Tea soil used in this work was very acidic (pH ~ 3.7), and dominant bacterial phyla were Actinobacteria, followed by Proteobacteria, Bacteroidetes, and Firmicutes. Although pH is a key regulator of the soil bacterial community (Lauber et al. 2009; Rousk et al. 2010), moderate changes in soil pH 1 month after biochar amendment might not be sufficient to shape the community. Rapid responses of the soil fungal community to the biochar addition have been associated with biochar’s properties, e.g., mineralizable C and inorganic nutrients (Dai et al. 2018). Authors considered that biochar-associated available C and nutrients might promote proliferation of some saprophytes, resulting in a reduction in fungal diversity as well as a change in community compositions. Indeed, dbRDA showed that DOC and N availability were significant explanatory variables for differences in the fungal community between soil with and without biochar addition. Now the question is whether this shift in the soil fungal community affected the soil processes, such as N2O emission.

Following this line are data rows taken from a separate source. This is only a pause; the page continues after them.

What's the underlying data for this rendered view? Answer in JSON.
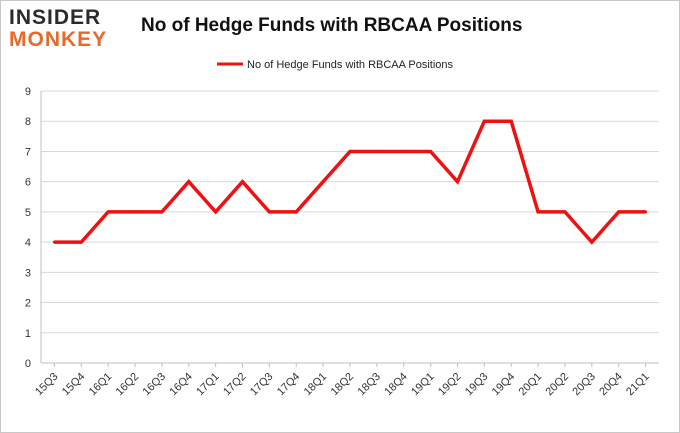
{
  "logo": {
    "top": "INSIDER",
    "bottom": "MONKEY"
  },
  "chart_data": {
    "type": "line",
    "title": "No of Hedge Funds with RBCAA Positions",
    "xlabel": "",
    "ylabel": "",
    "categories": [
      "15Q3",
      "15Q4",
      "16Q1",
      "16Q2",
      "16Q3",
      "16Q4",
      "17Q1",
      "17Q2",
      "17Q3",
      "17Q4",
      "18Q1",
      "18Q2",
      "18Q3",
      "18Q4",
      "19Q1",
      "19Q2",
      "19Q3",
      "19Q4",
      "20Q1",
      "20Q2",
      "20Q3",
      "20Q4",
      "21Q1"
    ],
    "series": [
      {
        "name": "No of Hedge Funds with RBCAA Positions",
        "color": "#ee1111",
        "values": [
          4,
          4,
          5,
          5,
          5,
          6,
          5,
          6,
          5,
          5,
          6,
          7,
          7,
          7,
          7,
          6,
          8,
          8,
          5,
          5,
          4,
          5,
          5
        ]
      }
    ],
    "ylim": [
      0,
      9
    ],
    "yticks": [
      0,
      1,
      2,
      3,
      4,
      5,
      6,
      7,
      8,
      9
    ],
    "grid": true,
    "legend_position": "top-center"
  }
}
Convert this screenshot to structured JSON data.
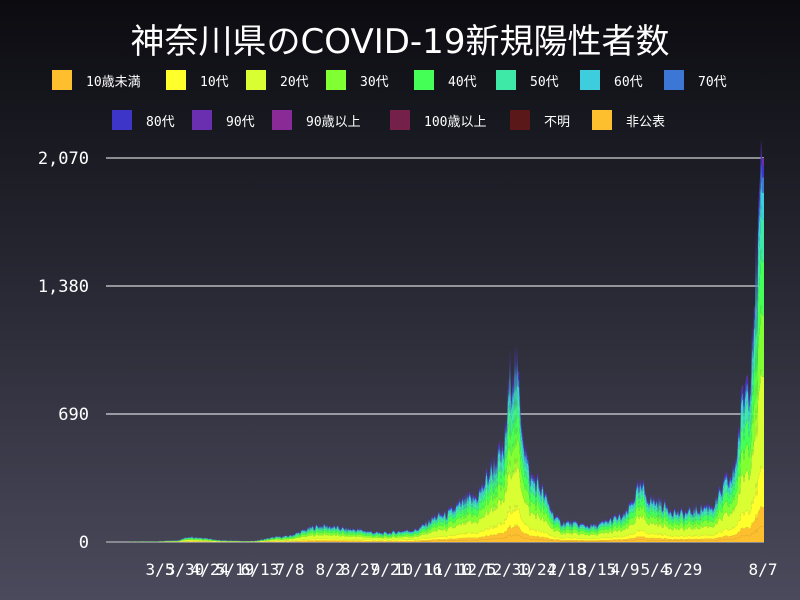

A recent work using an isotopomer technique for the source tracking of soil N2O emission showed that the site preference (~ 26‰), i.e., the difference between15N-N2O in the center position (δ15Nα) and the end position (δ15Nβ), was much greater in biochar-amended soil-manure system than the system without biochar (~ 17‰) (Yuan et al. 2017). Although biochar stimulation on N2O reduction could increase the site preference (Winther et al. 2018), fungal NO reduction should not be ruled out for soil N2O emission given that the site preference of 15N-N2O from fungal NO reduction is often around 30‰ (Chen et al. 2016). In this study, most significant changes of the fungal community were for the members of Ascomycota, the phylum including diverse N2O-producing fungi (Bollag and Tung 1972; Chen et al. 2014; Maeda et al. 2015; Mothapo et al. 2015; Huang et al. 2017). Specifically, the class Sordariomycetes and its order Hyprocreale, which contain numerous members of N2O-producing capability, were significantly increased by LB and NLB additions. Further, biochar also stimulated the proliferation of Trichoderma harzianum, a known N2O-producing fungus. Altogether, these observations seem to suggest that biochar amendment might affect the source of N2O production, bacteria versus fungi.

Conclusions

Biochar was effective to suppress N2O emission from the tea plantation. The underlying mechanisms were likely complex. On one hand, biochar’s liming and/or reducing effects promoted N2O consumption, leading to soil N2O emissions mitigation. On the other hand, biochar might regulate the relative contribution of bacteria versus fungi to N2O emission given that biochar promoted the fungal taxa capable of N2O production. However, caution should be taken regarding biochar’s long-term effectiveness in that the microcosm experiment only lasted for a month under the absence of growing plants. It should be also noted soil disturbance might greatly mask the in situ effects of biochar. The observation that soil pH in the soil alone treatment increased rapidly during the first 10 days of incubation indicated that organic acids were decomposed quickly due to soil mixing and homogenization. This would unlikely happen under the field conditions, thereby making biochar’s liming effects much more significant compared to soil without biochar addition. Nonetheless, this work is significant since it provides direct evidence that biochar amendment could mitigate N2O emission, improve soil pH, and reduce soil extra N in the acidic tea soil.